Daniel R. Hyde. 1-2 Thessalonians: From the Pen of Pastor Paul. Grand Rapids: EP books, 2015. See here to buy the book.
From the Pen of Pastor Paul is a collection of Daniel Hyde’s sermons about passages in 1-2 Thessalonians. Hyde attempts to provide some historical context for 1-2 Thessalonians by relaying the story in Acts 17, which concerns Paul’s visit to Thessalonica. Hyde sometimes wrestles with scholarly debates about the text itself, as when he discusses the debate over whether Paul in II Thessalonians 2:13 is saying that God chose the Thessalonian Christians from the beginning, or as firstfruits. Hyde also refers to themes in the text itself: the Thessalonian Christians’ fear that Christ had already come back and the problems that was breeding, Paul’s commendation of the Thessalonian Christians for their good works, etc.

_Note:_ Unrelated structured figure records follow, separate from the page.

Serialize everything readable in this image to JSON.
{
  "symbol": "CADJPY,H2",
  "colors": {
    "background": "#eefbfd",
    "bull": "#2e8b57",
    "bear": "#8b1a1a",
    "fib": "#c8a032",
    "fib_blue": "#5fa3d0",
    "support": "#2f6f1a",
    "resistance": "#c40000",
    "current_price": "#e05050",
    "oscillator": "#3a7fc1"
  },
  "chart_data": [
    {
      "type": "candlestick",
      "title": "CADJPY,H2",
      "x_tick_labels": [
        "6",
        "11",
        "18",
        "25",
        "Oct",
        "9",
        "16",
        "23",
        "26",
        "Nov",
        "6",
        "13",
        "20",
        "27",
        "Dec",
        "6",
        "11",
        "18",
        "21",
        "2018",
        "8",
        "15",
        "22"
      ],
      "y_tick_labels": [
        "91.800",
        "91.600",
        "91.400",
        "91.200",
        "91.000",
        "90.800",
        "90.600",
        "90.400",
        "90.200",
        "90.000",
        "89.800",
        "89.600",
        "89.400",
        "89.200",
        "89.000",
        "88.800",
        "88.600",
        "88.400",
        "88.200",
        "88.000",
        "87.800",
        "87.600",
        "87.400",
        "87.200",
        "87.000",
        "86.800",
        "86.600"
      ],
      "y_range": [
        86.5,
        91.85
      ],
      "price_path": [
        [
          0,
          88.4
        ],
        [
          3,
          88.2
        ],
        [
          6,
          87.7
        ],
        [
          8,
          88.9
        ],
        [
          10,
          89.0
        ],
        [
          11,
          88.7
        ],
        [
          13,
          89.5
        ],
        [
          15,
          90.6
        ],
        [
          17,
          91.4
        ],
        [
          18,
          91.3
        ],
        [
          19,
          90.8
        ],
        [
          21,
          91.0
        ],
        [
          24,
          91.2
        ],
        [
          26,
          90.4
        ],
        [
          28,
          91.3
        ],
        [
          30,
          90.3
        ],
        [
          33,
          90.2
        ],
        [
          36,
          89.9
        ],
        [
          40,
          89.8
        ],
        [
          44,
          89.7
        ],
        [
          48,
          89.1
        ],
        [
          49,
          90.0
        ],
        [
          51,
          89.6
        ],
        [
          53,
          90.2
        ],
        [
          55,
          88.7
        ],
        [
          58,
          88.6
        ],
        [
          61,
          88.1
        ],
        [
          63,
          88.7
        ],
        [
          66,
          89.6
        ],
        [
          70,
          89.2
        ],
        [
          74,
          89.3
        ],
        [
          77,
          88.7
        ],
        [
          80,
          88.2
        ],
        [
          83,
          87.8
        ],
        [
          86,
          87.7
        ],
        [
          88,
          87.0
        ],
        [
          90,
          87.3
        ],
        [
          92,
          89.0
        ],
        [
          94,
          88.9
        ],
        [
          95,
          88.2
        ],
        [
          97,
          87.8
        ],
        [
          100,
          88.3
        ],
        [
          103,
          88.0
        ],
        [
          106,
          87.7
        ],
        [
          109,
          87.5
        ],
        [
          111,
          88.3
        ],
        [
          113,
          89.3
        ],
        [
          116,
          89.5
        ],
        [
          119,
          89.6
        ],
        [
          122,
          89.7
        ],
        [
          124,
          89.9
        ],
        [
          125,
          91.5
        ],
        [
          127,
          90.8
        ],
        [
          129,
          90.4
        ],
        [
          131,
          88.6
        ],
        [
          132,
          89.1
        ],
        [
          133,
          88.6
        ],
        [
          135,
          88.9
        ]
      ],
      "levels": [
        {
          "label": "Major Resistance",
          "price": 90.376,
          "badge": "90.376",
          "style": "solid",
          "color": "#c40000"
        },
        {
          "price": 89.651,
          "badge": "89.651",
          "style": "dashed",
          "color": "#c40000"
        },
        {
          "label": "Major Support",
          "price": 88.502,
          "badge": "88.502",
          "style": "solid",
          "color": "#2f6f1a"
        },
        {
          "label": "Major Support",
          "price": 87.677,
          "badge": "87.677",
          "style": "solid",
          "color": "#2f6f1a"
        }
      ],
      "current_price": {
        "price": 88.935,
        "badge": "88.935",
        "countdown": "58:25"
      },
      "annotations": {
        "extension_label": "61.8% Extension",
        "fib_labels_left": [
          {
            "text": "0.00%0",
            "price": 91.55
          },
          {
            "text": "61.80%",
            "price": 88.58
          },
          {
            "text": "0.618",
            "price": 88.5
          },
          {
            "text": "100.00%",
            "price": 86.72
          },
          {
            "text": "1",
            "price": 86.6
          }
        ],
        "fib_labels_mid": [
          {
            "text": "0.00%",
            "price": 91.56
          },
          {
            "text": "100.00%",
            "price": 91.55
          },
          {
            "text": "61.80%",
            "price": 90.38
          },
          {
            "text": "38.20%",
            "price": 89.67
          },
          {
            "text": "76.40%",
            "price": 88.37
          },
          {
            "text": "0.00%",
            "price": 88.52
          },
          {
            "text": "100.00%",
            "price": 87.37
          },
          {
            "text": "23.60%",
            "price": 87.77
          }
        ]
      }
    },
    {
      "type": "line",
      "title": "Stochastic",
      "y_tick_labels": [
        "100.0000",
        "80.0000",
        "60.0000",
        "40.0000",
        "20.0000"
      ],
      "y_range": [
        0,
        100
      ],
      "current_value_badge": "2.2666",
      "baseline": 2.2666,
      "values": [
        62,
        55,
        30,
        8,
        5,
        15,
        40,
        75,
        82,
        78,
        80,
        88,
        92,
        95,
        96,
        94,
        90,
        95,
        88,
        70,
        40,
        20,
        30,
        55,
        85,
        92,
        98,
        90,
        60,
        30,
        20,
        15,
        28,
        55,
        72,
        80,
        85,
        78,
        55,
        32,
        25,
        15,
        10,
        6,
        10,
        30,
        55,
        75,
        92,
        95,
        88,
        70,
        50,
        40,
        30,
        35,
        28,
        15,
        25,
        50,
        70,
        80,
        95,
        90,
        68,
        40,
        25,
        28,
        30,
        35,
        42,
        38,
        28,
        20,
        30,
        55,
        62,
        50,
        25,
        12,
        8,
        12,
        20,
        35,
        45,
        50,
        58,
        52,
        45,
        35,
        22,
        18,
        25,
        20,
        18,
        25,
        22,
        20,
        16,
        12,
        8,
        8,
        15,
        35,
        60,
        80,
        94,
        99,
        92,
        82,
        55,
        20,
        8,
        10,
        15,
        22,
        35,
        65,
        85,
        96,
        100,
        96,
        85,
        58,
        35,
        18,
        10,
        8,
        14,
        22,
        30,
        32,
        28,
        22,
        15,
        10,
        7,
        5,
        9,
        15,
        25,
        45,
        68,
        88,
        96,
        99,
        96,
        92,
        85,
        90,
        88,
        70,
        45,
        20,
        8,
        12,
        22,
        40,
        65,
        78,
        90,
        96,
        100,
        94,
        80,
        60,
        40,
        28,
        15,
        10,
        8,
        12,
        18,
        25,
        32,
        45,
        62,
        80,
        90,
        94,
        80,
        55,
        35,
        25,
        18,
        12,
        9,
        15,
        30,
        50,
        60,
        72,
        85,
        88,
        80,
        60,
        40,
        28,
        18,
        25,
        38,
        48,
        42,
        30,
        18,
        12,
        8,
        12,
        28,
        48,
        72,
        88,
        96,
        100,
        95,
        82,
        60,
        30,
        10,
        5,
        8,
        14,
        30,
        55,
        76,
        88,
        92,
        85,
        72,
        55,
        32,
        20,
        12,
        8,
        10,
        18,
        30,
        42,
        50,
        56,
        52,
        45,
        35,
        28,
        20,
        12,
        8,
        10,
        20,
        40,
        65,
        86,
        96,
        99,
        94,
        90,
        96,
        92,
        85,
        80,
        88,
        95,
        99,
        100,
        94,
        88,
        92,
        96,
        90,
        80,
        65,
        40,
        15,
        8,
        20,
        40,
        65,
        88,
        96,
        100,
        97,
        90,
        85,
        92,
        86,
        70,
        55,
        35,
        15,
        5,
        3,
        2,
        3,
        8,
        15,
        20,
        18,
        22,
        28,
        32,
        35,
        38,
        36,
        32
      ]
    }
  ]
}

Overall, this book is not a scholarly, verse-by-verse commentary of I-II Thessalonians, one that wrestles with the text in light of its literary and historical contexts. It is a homiletical book, and it uses verses and themes in I-II Thessalonians as a launchpad to teach Christians how to live, particularly in relation to their local church. In the sermons, Hyde quotes passages of Scripture outside of I-II Thessalonians, particularly Paul’s writings. Hyde shares anecdotes, often about Christian figures such as Martin Luther and Charles Spurgeon. Hyde also draws from Christian thinkers such as John Chrysostom, John Calvin, and John Owen, and Hyde quotes from the Westminster and Heidelberg Confessions.
Hyde’s perspective is Reformed Christianity: he defends predestination, attended a Reformed seminary, teaches at Reformed seminaries, and pastors a Reformed church. He may have a Pentecostal background, for he is somewhat critical of Pentecostalism and compares his understanding of Pentecostalism with Reformed Christianity. While Hyde is a Reformed Christian, he does not obsess over predestination in this book, but he does believe that God’s unilateral transformation of a person is a vital aspect of the Christian life. Hyde’s approach seems to be that God needs to spiritually resurrect a person for that person to have faith. After that person is born again, she participates in becoming more and more like Christ, meaning that she plays some role in the sanctification process. And yet, she depends on Christ throughout this process.
I found the book to be edifying. Hyde sympathizes and empathizes with those who struggle with sin and the feelings of alienation from God that sin can produce. Hyde talks about how sin can encourage a person to long for righteousness, and he longs for the day when believers will see Christ face-to-face, without feelings of alienation. I appreciated Hyde’s point about how prayer can be a sign that a person is truly seeking God: as Hyde notes, Ananias was apprehensive about approaching Saul, who had persecuted the church, but God told Ananias that Saul was praying (Acts 9:11). Hyde also talked about the importance of doing good works rather than being reluctant to do so out of a fear of displeasing God; Hyde quotes Martin Luther’s statement that God does not need our good works, but our neighbor does.
There were times when I thought that Hyde manifested a rather authoritarian attitude towards the church, even if that was unintentional on his part. For example, he said that believers should treat their pastor’s sermon as the word of God to them. On some level, I can appreciate his point. It is good to go to church with an attitude of expecting a word from God that can impart strength, as opposed to going to church with a nitpicky attitude. Hyde also admits that preachers (and their sermons) are fallible, and he does not support authoritarian pastors but pastors setting an example of love and service. Yet, certain attitudes can be abused by authoritarian pastors, and Hyde should have addressed that more. In my opinion, Hyde also should have talked about the extent to which believers are autonomous, and the rights that they have as church attenders.
I would have preferred for Hyde to have gone into more detail about the Antichrist. He seems to flirt, somewhat, with the classic Protestant view that the Roman Catholic church is the Antichrist. Yet, he does not seem overly dogmatic about that. He does believe that the man of sin sitting in the Temple of God (II Thessalonians 2:3) indicates that the Antichrist will come from the church, which Paul likens to a Temple (I Corinthians 3:16), but Hyde did not offer a clear picture of what he envisioned taking place. Perhaps Hyde felt that he did not know enough about that topic to be dogmatic.
I received a complimentary review copy of this book from the publisher through Cross Focused Reviews, in exchange for an honest review.